Il y a pour l’instant une large tendance à l’assistanat dans la société. Cela vient de tous les côtés : donnez-nous de l’argent, donnez-nous un logement… Nous proposons de changer les motivations, et également, les exigeances. Il faut de la liberté pour faire naître des initiatives, il faut des ressources pour mettre en place des services sociaux indépendants, il faut être responsable de la qualité et la capacité de ces services. C’est pourquoi il est important de stimuler la population pour qu’elle prenne une part active à la gestion des affaires de la société et que les gens ne réclament que ce qu’ils ne peuvent pas obtenir par eux même, c’est à dire ces ressources.

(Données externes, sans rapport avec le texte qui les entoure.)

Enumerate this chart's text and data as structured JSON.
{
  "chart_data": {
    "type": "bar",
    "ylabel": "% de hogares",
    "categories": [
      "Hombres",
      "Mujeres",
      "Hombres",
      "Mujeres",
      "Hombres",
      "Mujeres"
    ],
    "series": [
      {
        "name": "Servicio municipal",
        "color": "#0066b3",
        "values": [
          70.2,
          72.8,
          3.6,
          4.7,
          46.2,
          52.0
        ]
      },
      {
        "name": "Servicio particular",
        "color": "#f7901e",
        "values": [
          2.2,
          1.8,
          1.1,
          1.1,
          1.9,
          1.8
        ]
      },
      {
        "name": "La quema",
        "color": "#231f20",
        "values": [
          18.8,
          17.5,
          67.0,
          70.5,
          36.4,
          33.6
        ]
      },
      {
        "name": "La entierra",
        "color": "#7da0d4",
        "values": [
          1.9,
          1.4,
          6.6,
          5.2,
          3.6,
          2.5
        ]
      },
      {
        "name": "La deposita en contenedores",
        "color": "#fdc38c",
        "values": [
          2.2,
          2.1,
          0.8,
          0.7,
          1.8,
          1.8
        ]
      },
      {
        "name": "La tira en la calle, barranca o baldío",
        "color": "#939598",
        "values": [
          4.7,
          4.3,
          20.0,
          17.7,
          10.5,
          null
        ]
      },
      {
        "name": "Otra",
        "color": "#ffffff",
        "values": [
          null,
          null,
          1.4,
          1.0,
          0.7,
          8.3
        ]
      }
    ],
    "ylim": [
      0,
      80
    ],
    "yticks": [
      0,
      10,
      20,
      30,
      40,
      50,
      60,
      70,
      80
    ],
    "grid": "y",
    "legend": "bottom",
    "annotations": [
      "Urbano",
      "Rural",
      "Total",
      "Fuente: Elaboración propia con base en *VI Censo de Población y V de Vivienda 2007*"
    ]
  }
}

Etes-vous favorable à ce qu'une modernisation économique soit menée parallèlement à la modernisation politique ?
Oui, mais la demande de changement politique doit venir d’en bas, et non d’en haut. Les partis politiques doivent encourager le processus d’auto-organisation publique. On peut, bien évidemment, organiser cela d’en haut. Mais l’imitation ne donne pas de bons résultats.
On doit réveiller la société, et arrêter de bercer la société de rêves propagandistes. Une idéologie de la modernisation doit remplacer l’idéologie de l’obéissance passive. C’est pour cette raison que le conseil se penche sur des questions d’éducation, de formation, de constitution d’une vision plus moderne du monde par les médias. Regardez ce que diffusent les chaines nationales. Est-ce qu’elles mettent en place des mécanismes pour le développement d’initiatives ? Non. Ici, les émissions de télévision sont destinées aux femmes au foyer.
Mais les femmes au foyer sont majoritaires ici, et elles ne représentent pas franchement une classe modernisatrice…
Je ne vois pas d’obstacles à ce qu’une femme au foyer devienne un élément de modernisation. Elle peut par exemple intégrer l’association des propriétaires ou le mouvement des défenseurs de la propreté des rues, tenir un blog sur l’éducation des enfants. Ainsi, progressivement, de simples femmes au foyer, nos concitoyennes prendront l’allure d’hôtes d’une grande maison globale, la Russie.
La classe politique est prête à changer ?
D’après moi, non. À ce jour, la classe politique se contente entièrement du sentiment de stabilité. Les prix élevés du pétrole garantissent, pensent-ils, cette stabilité. Mais on ne peut pas bâtir la politique à long terme d’un État sur une telle base.
Cet article est publié dans une version raccourcie.